The `dataset` object is created by explicitly passing **dataset-specific parameters** to the constructor of `ml3d.datasets.SemanticKITTI` class. Instead of passing these parameters one by one manually we may use config files as shown below:

In [11]:
import open3d.ml.torch as ml3d

dataset = ml3d.datasets.SemanticKITTI(**cfg.dataset)


--------------------------------------------------------------------------------

 Using the Open3D PyTorch ops with CUDA 11 may have stability issues!

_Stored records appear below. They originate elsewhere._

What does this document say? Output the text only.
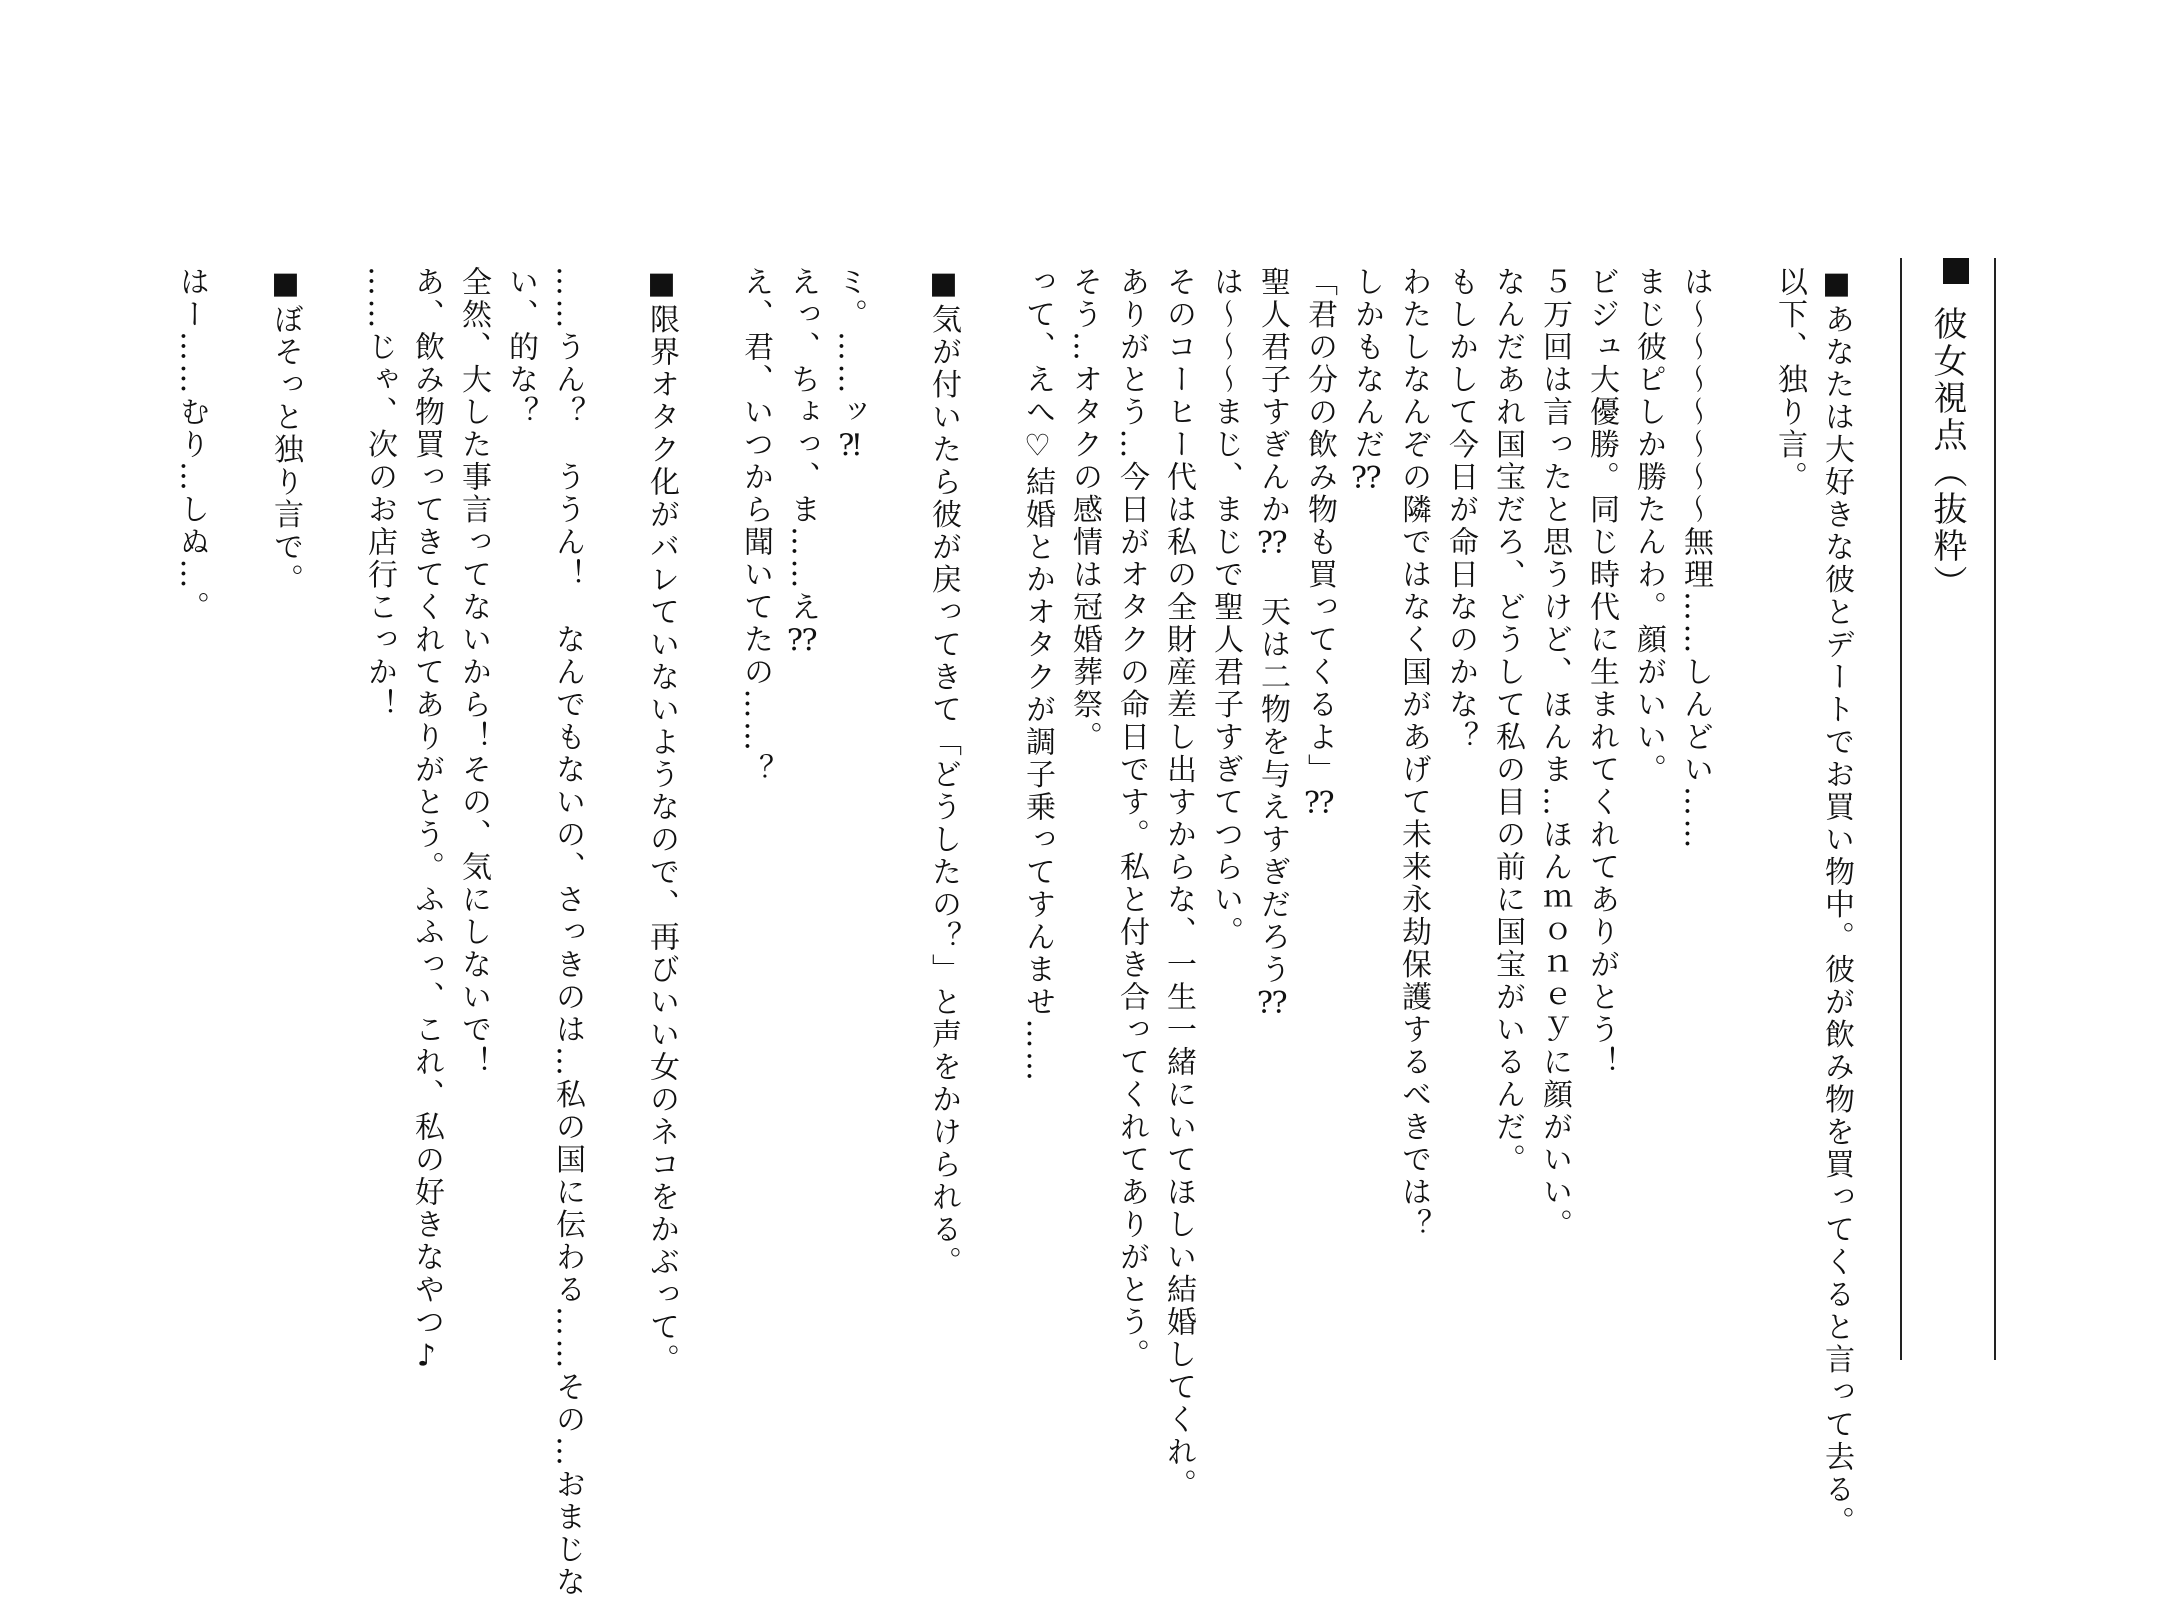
彼女視点（抜粋）
■あなたは大好きな彼とデートでお買い物中。彼が飲み物を買ってくると言って去る。
以下、独り言。

は～～～～～～～無理……しんどい……
まじ彼ピしか勝たんわ。顔がいい。
ビジュ大優勝。同じ時代に生まれてくれてありがとう！
５万回は言ったと思うけど、ほんま…ほんｍｏｎｅｙに顔がいい。
なんだあれ国宝だろ、どうして私の目の前に国宝がいるんだ。
もしかして今日が命日なのかな？
わたしなんぞの隣ではなく国があげて未来永劫保護するべきでは？
しかもなんだ⁇
「君の分の飲み物も買ってくるよ」⁇
聖人君子すぎんか⁇　天は二物を与えすぎだろう⁇
は～～～まじ、まじで聖人君子すぎてつらい。
そのコーヒー代は私の全財産差し出すからな、一生一緒にいてほしい結婚してくれ。
ありがとう…今日がオタクの命日です。私と付き合ってくれてありがとう。
そう…オタクの感情は冠婚葬祭。
って、えへ♡結婚とかオタクが調子乗ってすんませ……

■気が付いたら彼が戻ってきて「どうしたの？」と声をかけられる。

ミ。……ッ⁈
えっ、ちょっ、ま……え⁇
え、君、いつから聞いてたの……？

■限界オタク化がバレていないようなので、再びいい女のネコをかぶって。

……うん？　ううん！　なんでもないの、さっきのは…私の国に伝わる……その…おまじな
い、的な？
全然、大した事言ってないから！その、気にしないで！
あ、飲み物買ってきてくれてありがとう。ふふっ、これ、私の好きなやつ♪
……じゃ、次のお店行こっか！

■ぼそっと独り言で。

はー……むり…しぬ…。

 We recommend to compile PyTorch from source with compile flags
   '-Xcompiler -fno-gnu-unique'

 or use the PyTorch wheels at
   https://github.com/isl-org/open3d_downloads/releases/tag/torch1.8.2


 Ignore this message if PyTorch has been compiled with the aforementioned
 flags.

 See https://github.com/isl-org/Open3D/issues/3324 and
 https://github.com/pytorch/pytorch/issues/52663 for more information on this
 problem.

--------------------------------------------------------------------------------



Look at what properties the newly-created `dataset` object exposes with the Python `vars()` function:

In [12]:
vars(dataset)

{'cfg': <open3d._ml3d.utils.config.Config at 0x7fbbe9f96110>,
 'name': 'SemanticKITTI',
 'rng': Generator(PCG64) at 0x7FBBE9D225F0,
 'label_to_names': {0: 'unlabeled',
  1: 'car',
  2: 'bicycle',
  3: 'motorcycle',
  4: 'truck',
  5: 'other-vehicle',
  6: 'person',
  7: 'bicyclist',
  8: 'motorcyclist',
  9: 'road',
  10: 'parking',
  11: 'sidewalk',
  12: 'other-ground',
  13: 'building',
  14: 'fence',
  15: 'vegetation',
  16: 'trunk',
  17: 'terrain',
  18: 'pole',
  19: 'traffic-sign'},
 'num_classes': 20,
 'remap_lut_val': array([ 0,  0,  0,  0,  0,  0,  0,  0,  0,  0,  1,  2,  0,  5,  0,  3,  5,
         0,  4,  0,  5,  0,  0,  0,  0,  0,  0,  0,  0,  0,  6,  7,  8,  0,
         0,  0,  0,  0,  0,  0,  9,  0,  0,  0, 10,  0,  0,  0, 11, 12, 13,
        14,  0,  0,  0,  0,  0,  0,  0,  0,  9,  0,  0,  0,  0,  0,  0,  0,
         0,  0, 15, 16, 17,  0,  0,  0,  0,  0,  0,  0, 18, 19,  0,  0,  0,
         0,  0,  0,  0,  0,  0,  0,  0,  0,  0,  0,  0,  0,  0,  0,  0,  0,
         0

We may reference any property of the `dataset` using above syntax. For example, to find out what value the `num_classes` property holds, we use:

In [13]:
dataset.label_to_names

{0: 'unlabeled',
 1: 'car',
 2: 'bicycle',
 3: 'motorcycle',
 4: 'truck',
 5: 'other-vehicle',
 6: 'person',
 7: 'bicyclist',
 8: 'motorcyclist',
 9: 'road',
 10: 'parking',
 11: 'sidewalk',
 12: 'other-ground',
 13: 'building',
 14: 'fence',
 15: 'vegetation',
 16: 'trunk',
 17: 'terrain',
 18: 'pole',
 19: 'traffic-sign'}

Similarly, we may bulild **model and pipeline components** using `cfg.model` and `cfg.pipeline` respectively. Have a look at training tutorials for code examples.